Cell horizontal radius varies depending on antenna height, antenna gain, and propagation conditions from a couple of hundred meters to several tens of kilometres. The longest distance the GSM specification supports in practical use is 35 kilometres (22 mi). There are also several implementations of the concept of an extended cell,[14] where the cell radius could be double or even more, depending on the antenna system, the type of terrain, and the timing advance.
Indoor coverage is also supported by GSM and may be achieved by using an indoor picocell base station, or an indoor repeater with distributed indoor antennas fed through power splitters, to deliver the radio signals from an antenna outdoors to the separate indoor distributed antenna system. These are typically deployed when significant call capacity is needed indoors, like in shopping centers or airports.

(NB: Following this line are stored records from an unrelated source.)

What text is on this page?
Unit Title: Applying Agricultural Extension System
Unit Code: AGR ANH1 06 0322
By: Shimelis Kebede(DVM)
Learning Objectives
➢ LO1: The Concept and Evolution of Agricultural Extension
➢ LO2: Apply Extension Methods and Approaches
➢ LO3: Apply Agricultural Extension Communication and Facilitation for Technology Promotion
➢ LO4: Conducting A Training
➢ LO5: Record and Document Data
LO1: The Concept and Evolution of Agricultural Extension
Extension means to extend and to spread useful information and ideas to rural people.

However, this is not a prerequisite, since indoor coverage is also provided by in-building penetration of the radio signals from any nearby cell.

GSM carrier frequencies

Main article: GSM frequency bands
GSM networks operate in a number of different carrier frequency ranges (separated into GSM frequency ranges for 2G and UMTS frequency bands for 3G), with most 2G GSM networks operating in the 900 MHz or 1800 MHz bands. Where these bands were already allocated, the 850 MHz and 1900 MHz bands were used instead (for example in Canada and the United States). In rare cases the 400 and 450 MHz frequency bands are assigned in some countries because they were previously used for first-generation systems.
Most 3G networks in Europe operate in the 2100 MHz frequency band. For more information on worldwide GSM frequency usage, see GSM frequency bands.
Regardless of the frequency selected by an operator, it is divided into timeslots for individual phones. This allows eight full-rate or sixteen half-rate speech channels per radio frequency. These eight radio timeslots (or burst periods) are grouped into a TDMA frame. Half-rate channels use alternate frames in the same timeslot. The channel data rate for all 8 channels is 270.833 kbit/s, and the frame duration is 4.615 ms.
The transmission power in the handset is limited to a maximum of 2 watts in GSM 850/900 and 1 watt in GSM 1800/1900.

Voice codecs

GSM has used a variety of voice codecs to squeeze 3.1 kHz audio into between 6.5 and 13 kbit/s. Originally, two codecs, named after the types of data channel they were allocated, were used, called Half Rate (6.5 kbit/s) and Full Rate (13 kbit/s). These used a system based on linear predictive coding (LPC). In addition to being efficient with bitrates, these codecs also made it easier to identify more important parts of the audio, allowing the air interface layer to prioritize and better protect these parts of the signal.
As GSM was further enhanced in 1997[15] with the Enhanced Full Rate (EFR) codec, a 12.2 kbit/s codec that uses a full-rate channel. Finally, with the development of UMTS, EFR was refactored into a variable-rate codec called AMR-Narrowband, which is high quality and robust against interference when used on full-rate channels, or less robust but still relatively high quality when used in good radio conditions on half-rate channel.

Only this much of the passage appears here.